Envy(131)



She took the telephone from him with a shaking hand and stepped out into the hallway. Mike went into the bedroom and closed the door behind him. Maris leaned against the wall and took several seconds to compose herself. She breathed deeply, sniffed her nose hard, blinked away tears.

Then, clearing her throat, she said, “Hello?”

“Maris?”

“Noah?” His voice was strangely muffled and subdued. She barely recognized it.

“It’s imperative that you return to New York immediately. I took the liberty of making your travel arrangements. A ticket is waiting for you at the Savannah airport. Your flight departs at eleven-ten, so you haven’t got much time.”

Her dread was so absolute, it felt as though her heart had been replaced with an anvil. She was suddenly very cold. She closed her eyes, but tears leaked through. It would have been useless to try and hold them back. “It’s Dad, isn’t it?”

“I’m afraid so, yes.”

“Is it bad? A stroke?”

“He… God, this is tough. Telling you like this. You shouldn’t have to hear this news over the telephone, Maris, but… he’s dead.”
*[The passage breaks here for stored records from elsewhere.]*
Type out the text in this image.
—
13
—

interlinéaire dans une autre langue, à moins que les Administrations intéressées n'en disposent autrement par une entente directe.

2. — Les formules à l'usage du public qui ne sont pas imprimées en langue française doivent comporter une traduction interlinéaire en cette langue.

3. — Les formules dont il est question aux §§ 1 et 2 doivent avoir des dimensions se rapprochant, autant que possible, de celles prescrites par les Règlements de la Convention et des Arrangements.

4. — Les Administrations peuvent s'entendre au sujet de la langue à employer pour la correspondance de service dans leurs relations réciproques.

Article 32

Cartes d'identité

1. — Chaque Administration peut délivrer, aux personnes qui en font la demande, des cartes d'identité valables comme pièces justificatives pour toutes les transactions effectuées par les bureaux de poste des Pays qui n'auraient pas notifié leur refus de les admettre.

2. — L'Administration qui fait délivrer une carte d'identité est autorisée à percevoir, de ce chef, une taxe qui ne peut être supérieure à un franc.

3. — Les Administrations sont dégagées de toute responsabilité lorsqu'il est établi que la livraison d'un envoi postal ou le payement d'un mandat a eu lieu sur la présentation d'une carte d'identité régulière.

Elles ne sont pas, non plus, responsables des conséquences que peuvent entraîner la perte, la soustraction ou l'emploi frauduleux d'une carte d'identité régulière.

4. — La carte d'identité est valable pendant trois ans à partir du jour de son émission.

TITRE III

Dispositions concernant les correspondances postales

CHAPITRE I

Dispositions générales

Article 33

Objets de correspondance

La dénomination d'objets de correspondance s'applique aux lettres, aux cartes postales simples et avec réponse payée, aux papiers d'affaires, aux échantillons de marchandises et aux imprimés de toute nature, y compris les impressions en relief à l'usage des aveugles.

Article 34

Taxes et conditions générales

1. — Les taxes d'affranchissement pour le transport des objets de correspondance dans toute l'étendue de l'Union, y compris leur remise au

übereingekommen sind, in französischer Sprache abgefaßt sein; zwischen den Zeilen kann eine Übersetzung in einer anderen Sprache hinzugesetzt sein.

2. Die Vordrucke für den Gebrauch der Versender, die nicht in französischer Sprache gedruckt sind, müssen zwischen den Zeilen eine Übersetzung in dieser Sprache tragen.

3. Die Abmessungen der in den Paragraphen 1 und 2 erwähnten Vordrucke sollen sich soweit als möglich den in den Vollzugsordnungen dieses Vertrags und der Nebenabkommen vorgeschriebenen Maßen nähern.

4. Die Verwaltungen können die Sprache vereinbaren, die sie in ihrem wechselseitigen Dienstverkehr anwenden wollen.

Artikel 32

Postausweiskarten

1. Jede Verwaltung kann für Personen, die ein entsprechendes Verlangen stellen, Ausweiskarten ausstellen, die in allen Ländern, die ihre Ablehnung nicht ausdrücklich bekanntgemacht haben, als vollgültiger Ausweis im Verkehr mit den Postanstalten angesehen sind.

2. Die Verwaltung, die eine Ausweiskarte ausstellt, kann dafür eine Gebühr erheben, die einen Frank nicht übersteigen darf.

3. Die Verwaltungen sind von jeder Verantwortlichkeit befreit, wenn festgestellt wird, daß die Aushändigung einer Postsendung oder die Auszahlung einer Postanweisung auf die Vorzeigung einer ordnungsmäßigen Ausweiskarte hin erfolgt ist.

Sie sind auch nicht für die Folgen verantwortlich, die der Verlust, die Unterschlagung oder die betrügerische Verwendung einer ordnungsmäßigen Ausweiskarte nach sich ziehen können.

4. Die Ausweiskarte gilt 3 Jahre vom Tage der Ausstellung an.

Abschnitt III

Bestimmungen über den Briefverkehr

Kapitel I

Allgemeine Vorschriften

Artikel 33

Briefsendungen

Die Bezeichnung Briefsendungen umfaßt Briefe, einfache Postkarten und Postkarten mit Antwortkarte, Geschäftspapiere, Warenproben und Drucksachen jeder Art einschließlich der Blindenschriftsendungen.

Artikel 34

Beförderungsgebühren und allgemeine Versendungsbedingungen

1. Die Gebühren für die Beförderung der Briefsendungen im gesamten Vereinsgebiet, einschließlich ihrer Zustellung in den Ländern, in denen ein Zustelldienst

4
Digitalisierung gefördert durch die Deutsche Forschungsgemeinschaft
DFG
She cried out. Her knees buckled and she sank to the floor.


* * *


Parker was at his worktable in the solarium, but he wasn’t working. Instead he was staring out at the ocean. He broke his stare only occasionally, and that was when he compressed his bowed head between his hands in abject despair and self-loathing.

He’d heard Mike when he returned from the mainland, but he didn’t seek him out, and Mike didn’t come to him. He’d gone straight upstairs and had been moving around in his room ever since. It sounded as though he were pacing.
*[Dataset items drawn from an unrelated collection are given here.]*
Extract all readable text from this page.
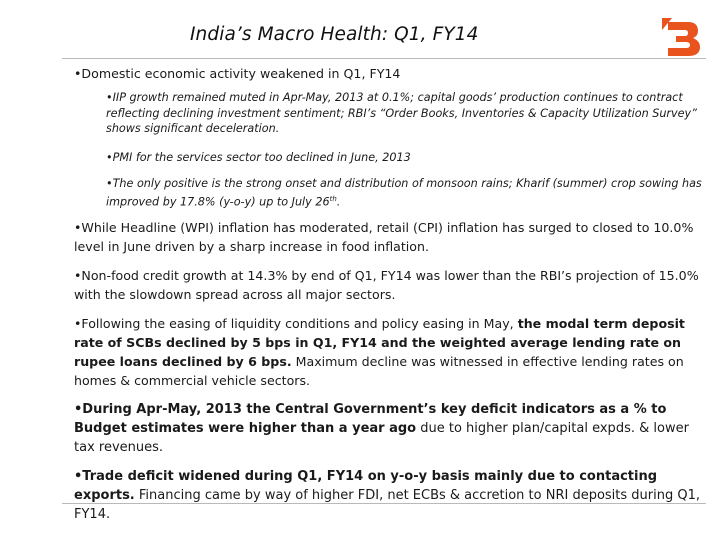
India’s Macro Health: Q1, FY14
•Domestic economic activity weakened in Q1, FY14
•IIP growth remained muted in Apr-May, 2013 at 0.1%; capital goods’ production continues to contract reflecting declining investment sentiment; RBI’s “Order Books, Inventories & Capacity Utilization Survey” shows significant deceleration.
•PMI for the services sector too declined in June, 2013
•The only positive is the strong onset and distribution of monsoon rains; Kharif (summer) crop sowing has improved by 17.8% (y-o-y) up to July 26th.
•While Headline (WPI) inflation has moderated, retail (CPI) inflation has surged to closed to 10.0% level in June driven by a sharp increase in food inflation.
•Non-food credit growth at 14.3% by end of Q1, FY14 was lower than the RBI’s projection of 15.0% with the slowdown spread across all major sectors.
•Following the easing of liquidity conditions and policy easing in May, the modal term deposit rate of SCBs declined by 5 bps in Q1, FY14 and the weighted average lending rate on rupee loans declined by 6 bps. Maximum decline was witnessed in effective lending rates on homes & commercial vehicle sectors.
•During Apr-May, 2013 the Central Government’s key deficit indicators as a % to Budget estimates were higher than a year ago due to higher plan/capital expds. & lower tax revenues.
•Trade deficit widened during Q1, FY14 on y-o-y basis mainly due to contacting exports. Financing came by way of higher FDI, net ECBs & accretion to NRI deposits during Q1, FY14.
Parker had been replaying in his head his last conversation with Maris. If you could call it a conversation. His stomach knotted when he recalled the horrible things he’d said to her. Her stricken expression haunted him.

She might be consoled to know that he was as miserable as she, but he doubted it. The only way she might be consoled was if he were drawn and quartered and the pieces thrown to a herd of ravenous wild pigs. Starting with his mouth. His foul, abusive, nasty mouth.

The afternoon dragged on interminably. It was hot and muggy outside and that oppression had eked into the house to contribute to his feelings of suffocation. Or was the weather to blame? Maybe he was being smothered by remorse.

“I stayed with Maris until they boarded her flight.”

Parker hadn’t heard Mike come into the solarium. He sat bolt upright and glanced over his shoulder toward the door. Mike was standing as stiff as a girder in his seersucker suit.

“It took off on time,” he added.

As soon as Maris could pack her things, she and Mike had departed for the mainland. She left without a word to Parker, but he hadn’t expected her to tell him good-bye. He didn’t deserve it. He didn’t deserve a kiss my ass, or a go to hell, or even a screw you. Her leaving without even acknowledging him had been more eloquent than any epithet. Eloquent, classy, and dignified. Typical of her.

Hiding behind the drapery, he had watched her departure through the dining room window. She had looked very small beneath her wide-brimmed straw hat. She’d also worn sunglasses to conceal her weeping eyes from prying strangers. The tan she had acquired on the beach seemed to have faded with the news of her father’s death. She had looked pale and vulnerable, fragile enough to break from the air pressure alone.

Yet there was a brave dignity about her that suggested an enviable inner strength.

Mike had stowed her bags in the trailer of the Gator, then assisted her into the seat. Parker saw her lips move as she thanked him. Then he watched until the utility vehicle disappeared from sight through the tunnel of trees. He would probably never see her again. He had expected that.

What he hadn’t expected was that it would hurt so goddamn much.

He had believed himself to be beyond the grasp of pain. After what he had endured, he had imagined himself immune to it. He wasn’t. He had decided to anesthetize himself with several belts of bourbon, but the first one had made him so sick, he’d thrown it up. He didn’t think there was an analgesic that would be effective against this particular kind of pain.

Now his back was still to Mike. He kept his stinging eyes on the surf. “Maris was worried about her father last night. Maybe she had a premonition.”

“I wouldn’t be surprised. They were very close.”

After Noah’s call, she had been in a state of complete emotional collapse, but she’d had the wherewithal to tell Mike that her father had fallen down the stairs of their country house. She’d been told that he had died instantly of a broken neck. It had happened during the middle of the night.

The noise had awakened Noah. He had rushed to Daniel’s aid, but when he couldn’t get a response out of him, he called 911. The rural emergency service had reached the house in a matter of minutes, but it didn’t matter—Daniel Matherly was dead.

Noah had refused to accept the paramedics’ word for it. The ambulance ran hot to the small community hospital. Doctors there pronounced Daniel dead, making it official and indisputable. Noah had seen no point in calling Maris until daylight.

“She probably feels guilty for not being there,” Parker said.

“She said as much on the way to the mainland.”